Medical unions warned this Thursday that a 40% increase in payments to doctors providing services would worsen the already existing imbalance between the salaries of specialists and NHS workers and create discomfort.
According to the devolution order published this month in the Diário da República, the highest authorities of institutions and services integrated into the National Health Service may, “in duly justified exceptional situations,” apply payment at a higher cost per hour than expected. up to a limit of 40%.
The National Federation of Doctors (FNAM) in a statement warns that the increase “reinforces the imbalance that already exists between the salaries of SNS doctors and service providers”, will discourage the retention of doctors in the SNS and encourage the migration of specialists from one regime to another, which is detrimental to services public health and ability to respond to population needs.
In a conversation with Lusa, the secretary general of the Independent Union of Doctors (SIM), Nuno Rodrigues, also criticized this measure, believing that it would create discomfort among specialists.
“In fact, such an opportunity already existed. In this case, we’re talking about expediting local health departments (ULS) so they can get that approval faster. The problem remains an issue of equality,” he stressed. .
According to Nuno Rodriguez, it is unacceptable that two doctors work “side by side”: one has an employment contract with SNS and the other is a service provider, and that one receives more than 70 euros per hour and the other for example, a medical assistant at the beginning throughout his career he received 18.93 euros per hour.
If professionals who had been waiting a month and a half for the NHS job competition to open were to see the hourly rate currently on offer in medical careers and the hourly rate for service providers, “they would start to think maybe it really isn’t worth it.” stay on social networks,” he explained.
The union leader says the government needs to send a “strong signal at the next negotiations meeting that it wants to make structural changes” not just to wages, but also to the speed of competition, the difficulty and the number of emergency hours doctors have to carry out each week.
The FNAM statement added that while the contingency plan for the summer has not yet been made public, “much less for the winter,” the government’s decision “suggests a continuation of the patchwork policy.”
Thus, rather than presenting “strategic and future solutions to retain doctors in the SNS,” the executive branch only contributes to “accentuating the structural problems of the SNS,” FNAM said.

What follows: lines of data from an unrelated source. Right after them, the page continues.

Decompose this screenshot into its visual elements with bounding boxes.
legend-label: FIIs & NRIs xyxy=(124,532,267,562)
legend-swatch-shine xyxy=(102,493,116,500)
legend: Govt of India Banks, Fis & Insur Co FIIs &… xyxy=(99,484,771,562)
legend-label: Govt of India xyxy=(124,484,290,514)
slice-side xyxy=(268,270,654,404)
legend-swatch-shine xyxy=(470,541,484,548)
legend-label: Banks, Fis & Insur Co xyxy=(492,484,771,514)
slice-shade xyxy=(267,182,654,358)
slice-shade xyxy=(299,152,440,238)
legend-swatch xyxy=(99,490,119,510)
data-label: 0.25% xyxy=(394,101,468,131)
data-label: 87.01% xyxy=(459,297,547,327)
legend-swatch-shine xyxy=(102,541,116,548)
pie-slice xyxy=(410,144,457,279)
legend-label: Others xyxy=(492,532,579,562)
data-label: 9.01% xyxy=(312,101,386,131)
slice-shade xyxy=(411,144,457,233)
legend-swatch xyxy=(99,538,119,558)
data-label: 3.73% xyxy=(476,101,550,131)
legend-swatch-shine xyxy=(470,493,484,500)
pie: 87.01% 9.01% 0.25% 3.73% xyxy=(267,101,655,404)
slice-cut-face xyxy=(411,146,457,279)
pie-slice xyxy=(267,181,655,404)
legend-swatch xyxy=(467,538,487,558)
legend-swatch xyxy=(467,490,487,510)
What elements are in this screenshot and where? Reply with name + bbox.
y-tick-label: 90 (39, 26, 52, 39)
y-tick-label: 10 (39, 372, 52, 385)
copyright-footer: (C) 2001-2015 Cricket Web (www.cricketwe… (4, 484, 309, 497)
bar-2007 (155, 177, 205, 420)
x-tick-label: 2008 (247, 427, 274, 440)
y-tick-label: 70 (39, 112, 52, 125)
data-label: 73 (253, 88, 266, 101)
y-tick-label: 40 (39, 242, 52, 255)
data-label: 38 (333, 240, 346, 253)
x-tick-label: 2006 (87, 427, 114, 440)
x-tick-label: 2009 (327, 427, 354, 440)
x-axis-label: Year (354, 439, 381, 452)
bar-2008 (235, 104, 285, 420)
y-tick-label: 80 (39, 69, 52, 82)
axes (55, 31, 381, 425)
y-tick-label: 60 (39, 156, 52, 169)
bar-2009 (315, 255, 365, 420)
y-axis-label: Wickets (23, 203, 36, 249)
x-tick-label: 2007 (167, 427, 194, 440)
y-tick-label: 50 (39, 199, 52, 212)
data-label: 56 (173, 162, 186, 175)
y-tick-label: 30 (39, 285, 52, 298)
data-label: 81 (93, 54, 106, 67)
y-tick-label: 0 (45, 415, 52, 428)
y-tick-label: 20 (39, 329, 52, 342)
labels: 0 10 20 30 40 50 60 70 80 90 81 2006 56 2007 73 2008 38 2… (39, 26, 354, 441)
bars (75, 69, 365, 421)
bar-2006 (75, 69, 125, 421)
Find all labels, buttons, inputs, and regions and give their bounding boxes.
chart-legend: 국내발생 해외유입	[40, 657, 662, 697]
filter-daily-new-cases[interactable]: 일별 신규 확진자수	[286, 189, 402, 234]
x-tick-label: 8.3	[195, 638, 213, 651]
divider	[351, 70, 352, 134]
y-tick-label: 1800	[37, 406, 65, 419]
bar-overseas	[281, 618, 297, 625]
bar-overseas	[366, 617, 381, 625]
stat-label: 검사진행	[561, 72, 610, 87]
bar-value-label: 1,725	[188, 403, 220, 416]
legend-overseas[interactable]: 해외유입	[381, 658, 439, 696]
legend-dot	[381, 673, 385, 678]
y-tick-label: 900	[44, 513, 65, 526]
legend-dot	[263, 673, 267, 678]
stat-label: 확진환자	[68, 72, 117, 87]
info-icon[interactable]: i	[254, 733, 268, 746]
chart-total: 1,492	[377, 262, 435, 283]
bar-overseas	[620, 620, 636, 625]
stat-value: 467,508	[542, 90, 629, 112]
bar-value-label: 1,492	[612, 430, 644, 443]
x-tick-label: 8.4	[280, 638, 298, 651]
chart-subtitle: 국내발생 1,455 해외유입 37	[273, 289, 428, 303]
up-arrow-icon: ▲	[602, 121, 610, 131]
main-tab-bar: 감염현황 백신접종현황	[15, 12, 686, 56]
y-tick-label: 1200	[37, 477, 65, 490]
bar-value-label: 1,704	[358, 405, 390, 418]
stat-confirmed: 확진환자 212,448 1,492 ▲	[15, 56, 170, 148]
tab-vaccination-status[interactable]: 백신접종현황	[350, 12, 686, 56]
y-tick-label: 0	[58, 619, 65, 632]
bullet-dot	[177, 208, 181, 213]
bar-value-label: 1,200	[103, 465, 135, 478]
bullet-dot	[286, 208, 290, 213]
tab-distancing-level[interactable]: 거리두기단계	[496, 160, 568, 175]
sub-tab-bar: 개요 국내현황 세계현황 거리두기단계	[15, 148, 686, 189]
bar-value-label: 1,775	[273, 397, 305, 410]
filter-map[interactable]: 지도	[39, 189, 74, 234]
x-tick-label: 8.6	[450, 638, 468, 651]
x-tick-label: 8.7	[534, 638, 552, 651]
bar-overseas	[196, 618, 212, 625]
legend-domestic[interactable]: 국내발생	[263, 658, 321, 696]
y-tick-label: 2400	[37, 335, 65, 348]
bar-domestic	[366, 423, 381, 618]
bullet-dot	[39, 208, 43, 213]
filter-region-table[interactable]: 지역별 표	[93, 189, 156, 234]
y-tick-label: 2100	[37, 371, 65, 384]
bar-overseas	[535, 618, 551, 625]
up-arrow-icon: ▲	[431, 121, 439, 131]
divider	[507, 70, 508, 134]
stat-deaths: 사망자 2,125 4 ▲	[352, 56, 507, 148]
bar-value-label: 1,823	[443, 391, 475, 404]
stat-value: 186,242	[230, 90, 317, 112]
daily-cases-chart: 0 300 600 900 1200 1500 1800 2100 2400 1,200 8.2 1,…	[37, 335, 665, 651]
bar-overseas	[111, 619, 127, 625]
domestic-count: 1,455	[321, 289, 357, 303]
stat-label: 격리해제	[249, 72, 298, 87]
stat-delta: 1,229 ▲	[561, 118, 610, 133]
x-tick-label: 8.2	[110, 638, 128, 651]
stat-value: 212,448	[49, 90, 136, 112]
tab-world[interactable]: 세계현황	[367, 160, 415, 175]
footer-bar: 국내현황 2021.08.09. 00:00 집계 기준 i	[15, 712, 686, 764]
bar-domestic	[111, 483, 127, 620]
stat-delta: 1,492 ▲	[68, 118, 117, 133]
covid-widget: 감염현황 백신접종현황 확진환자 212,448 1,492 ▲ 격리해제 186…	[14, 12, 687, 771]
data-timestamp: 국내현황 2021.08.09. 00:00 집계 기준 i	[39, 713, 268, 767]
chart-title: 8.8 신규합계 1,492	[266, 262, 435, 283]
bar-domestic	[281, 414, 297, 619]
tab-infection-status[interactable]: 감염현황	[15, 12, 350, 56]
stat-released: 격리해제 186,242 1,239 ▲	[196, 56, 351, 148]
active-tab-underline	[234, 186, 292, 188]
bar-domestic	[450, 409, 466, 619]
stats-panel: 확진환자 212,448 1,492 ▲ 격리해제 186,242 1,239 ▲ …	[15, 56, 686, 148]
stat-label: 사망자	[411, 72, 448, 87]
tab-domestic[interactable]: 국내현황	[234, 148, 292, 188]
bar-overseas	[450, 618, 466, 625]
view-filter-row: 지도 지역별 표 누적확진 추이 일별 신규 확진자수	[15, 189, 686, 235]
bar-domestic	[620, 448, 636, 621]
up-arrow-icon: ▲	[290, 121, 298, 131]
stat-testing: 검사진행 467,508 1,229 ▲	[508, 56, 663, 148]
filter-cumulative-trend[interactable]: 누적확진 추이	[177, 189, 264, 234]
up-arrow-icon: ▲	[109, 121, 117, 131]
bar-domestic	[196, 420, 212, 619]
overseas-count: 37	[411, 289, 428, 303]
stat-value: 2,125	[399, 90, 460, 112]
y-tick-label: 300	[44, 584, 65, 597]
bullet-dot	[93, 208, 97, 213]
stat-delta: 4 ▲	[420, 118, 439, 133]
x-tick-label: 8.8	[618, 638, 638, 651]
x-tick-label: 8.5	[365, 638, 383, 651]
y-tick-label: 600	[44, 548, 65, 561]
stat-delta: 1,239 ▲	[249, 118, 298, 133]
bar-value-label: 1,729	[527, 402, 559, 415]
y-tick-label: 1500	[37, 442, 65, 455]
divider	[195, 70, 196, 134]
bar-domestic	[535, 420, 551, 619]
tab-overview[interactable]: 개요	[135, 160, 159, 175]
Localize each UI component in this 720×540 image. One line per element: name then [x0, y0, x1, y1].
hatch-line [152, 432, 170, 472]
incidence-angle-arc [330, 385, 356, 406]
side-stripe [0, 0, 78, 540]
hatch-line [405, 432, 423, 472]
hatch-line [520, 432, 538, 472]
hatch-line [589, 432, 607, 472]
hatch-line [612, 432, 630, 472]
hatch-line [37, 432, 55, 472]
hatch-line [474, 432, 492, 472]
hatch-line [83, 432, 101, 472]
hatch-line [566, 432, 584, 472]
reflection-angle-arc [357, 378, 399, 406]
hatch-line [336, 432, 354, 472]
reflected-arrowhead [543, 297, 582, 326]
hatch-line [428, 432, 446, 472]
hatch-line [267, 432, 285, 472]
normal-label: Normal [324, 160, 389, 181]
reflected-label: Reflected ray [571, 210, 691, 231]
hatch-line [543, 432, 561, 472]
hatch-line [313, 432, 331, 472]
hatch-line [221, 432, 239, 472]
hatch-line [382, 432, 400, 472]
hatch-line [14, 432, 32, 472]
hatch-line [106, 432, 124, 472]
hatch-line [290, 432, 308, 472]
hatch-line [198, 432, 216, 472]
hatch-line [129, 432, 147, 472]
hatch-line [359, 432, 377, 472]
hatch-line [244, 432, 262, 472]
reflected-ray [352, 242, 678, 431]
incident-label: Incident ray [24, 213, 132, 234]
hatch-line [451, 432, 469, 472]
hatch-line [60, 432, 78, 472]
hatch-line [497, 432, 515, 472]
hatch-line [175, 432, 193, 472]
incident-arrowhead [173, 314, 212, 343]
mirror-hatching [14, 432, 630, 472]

For the federation, an increase in the hourly rate paid to service providers leads to increased outsourcing of services that the SNS should be able to guarantee, “and an increase in this share is a clear invitation to doctors, poorly paid and under working conditions, to exchange their place in the SNS for the provision of services.”
It also highlights that the policy has “well-established evidence in the medical field”, such as “broken and unstructured teams”, “imbalance between professionals who receive very different values for the same work” and “lack of capacity and predictability in building scales that, despite rising costs, will deprive the NHS of doctors.”
Author: Lusa
Source: CM Jornal

I’m Dave Martin, and I’m an experienced journalist working in the news industry. As a part of my work, I write for 24 News Reporters, covering mostly sports-related topics. With more than 5 years of experience as a journalist, I have written numerous articles on various topics to provide accurate information to readers.